Alin Irimie analyzes VMware’s press release in his VMware vSphere 4 - First Operating System For Building The Internal Cloud post of 4/21/2009.
Kris Tuttle’s Winners and Losers from Oracle / Sun post of 4/21/2009 to the Seeking Alpha blog analyzes the forthcoming Sun Microsystems purchase by Oracle (instead of IBM). Kris lede’s off:
Primarily this is a defensive (meaning not very creative) move by Oracle (ORCL). IBM would have been a measurably stronger competitor for Oracle with Java and MySQL added to their formidable software stack. So the real value for Oracle is more in IBM not having Sun rather than direct benefits for Oracle. All their statements to the contrary are only corporate posturing. That fact is not going to be good news for Sun employees, who can expect Oracle to make the Sun acquisition highly profitable by dramatically eliminating costs, shutting down initiatives and exiting businesses.

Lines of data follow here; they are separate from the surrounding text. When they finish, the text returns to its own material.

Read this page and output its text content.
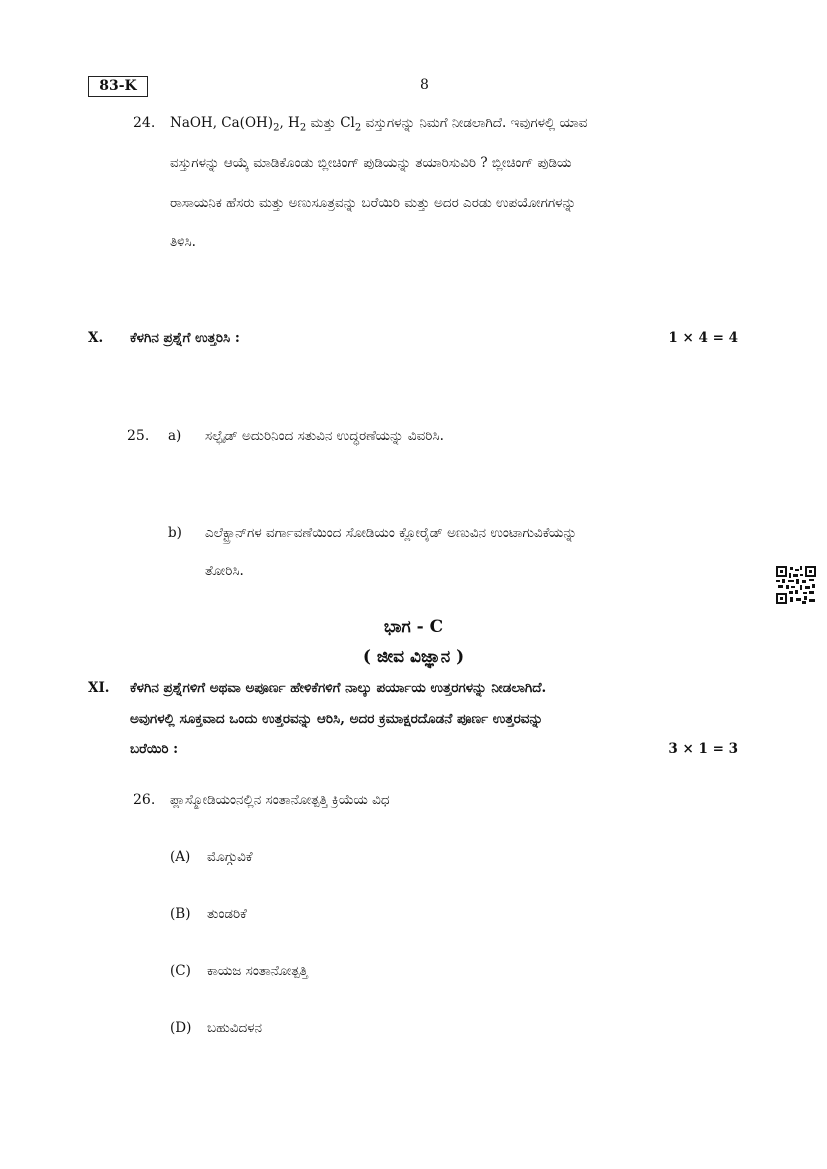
83-K	8
24. NaOH, $Ca(OH)_2$, $H_2$ ಮತ್ತು $Cl_2$ ವಸ್ತುಗಳನ್ನು ನಿಮಗೆ ನೀಡಲಾಗಿದೆ. ಇವುಗಳಲ್ಲಿ ಯಾವ
ವಸ್ತುಗಳನ್ನು ಆಯ್ಕೆ ಮಾಡಿಕೊಂಡು ಬ್ಲೀಚಿಂಗ್ ಪುಡಿಯನ್ನು ತಯಾರಿಸುವಿರಿ ? ಬ್ಲೀಚಿಂಗ್ ಪುಡಿಯ
ರಾಸಾಯನಿಕ ಹೆಸರು ಮತ್ತು ಅಣುಸೂತ್ರವನ್ನು ಬರೆಯಿರಿ ಮತ್ತು ಅದರ ಎರಡು ಉಪಯೋಗಗಳನ್ನು
ತಿಳಿಸಿ.
X. ಕೆಳಗಿನ ಪ್ರಶ್ನೆಗೆ ಉತ್ತರಿಸಿ :	1 × 4 = 4
25. a) ಸಲ್ಫೈಡ್ ಅದುರಿನಿಂದ ಸತುವಿನ ಉದ್ಧರಣೆಯನ್ನು ವಿವರಿಸಿ.
b) ಎಲೆಕ್ಟ್ರಾನ್‌ಗಳ ವರ್ಗಾವಣೆಯಿಂದ ಸೋಡಿಯಂ ಕ್ಲೋರೈಡ್ ಅಣುವಿನ ಉಂಟಾಗುವಿಕೆಯನ್ನು
ತೋರಿಸಿ.
ಭಾಗ - C
( ಜೀವ ವಿಜ್ಞಾನ )
XI. ಕೆಳಗಿನ ಪ್ರಶ್ನೆಗಳಿಗೆ ಅಥವಾ ಅಪೂರ್ಣ ಹೇಳಿಕೆಗಳಿಗೆ ನಾಲ್ಕು ಪರ್ಯಾಯ ಉತ್ತರಗಳನ್ನು ನೀಡಲಾಗಿದೆ.
ಅವುಗಳಲ್ಲಿ ಸೂಕ್ತವಾದ ಒಂದು ಉತ್ತರವನ್ನು ಆರಿಸಿ, ಅದರ ಕ್ರಮಾಕ್ಷರದೊಡನೆ ಪೂರ್ಣ ಉತ್ತರವನ್ನು
ಬರೆಯಿರಿ :	3 × 1 = 3
26. ಪ್ಲಾಸ್ಮೋಡಿಯಂನಲ್ಲಿನ ಸಂತಾನೋತ್ಪತ್ತಿ ಕ್ರಿಯೆಯ ವಿಧ
(A) ಮೊಗ್ಗುವಿಕೆ
(B) ತುಂಡರಿಕೆ
(C) ಕಾಯಜ ಸಂತಾನೋತ್ಪತ್ತಿ
(D) ಬಹುವಿದಳನ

and concludes that Oracle / Sun is better for Microsoft than IBM / Sun.
Darryl Plummer asks Night of the Living Dead: Will Oracle buying Sun Raise the Specter of “Network Computing” Again? and on 4/20/2009. He writes:
Today, Oracle announced plans to acquire Sun Microsystems. Gartner is in the process of generating an official position on what this means. You’re going to want to see what we have to say since there will be multiple pieces dissecting this acquisition announcement.
Roger Strukhoff writes Oracle-Sun Nice Cloud Computing Fit, But Maybe Not on 4/20/2009.
Paulo Calçada analyzes from the cloud-computing standpoint Oracle’s pending purchase of Sun Microssystems in his ORACLE + SUN: The Cloud is growing, or losing one important player? of 4/20/2009.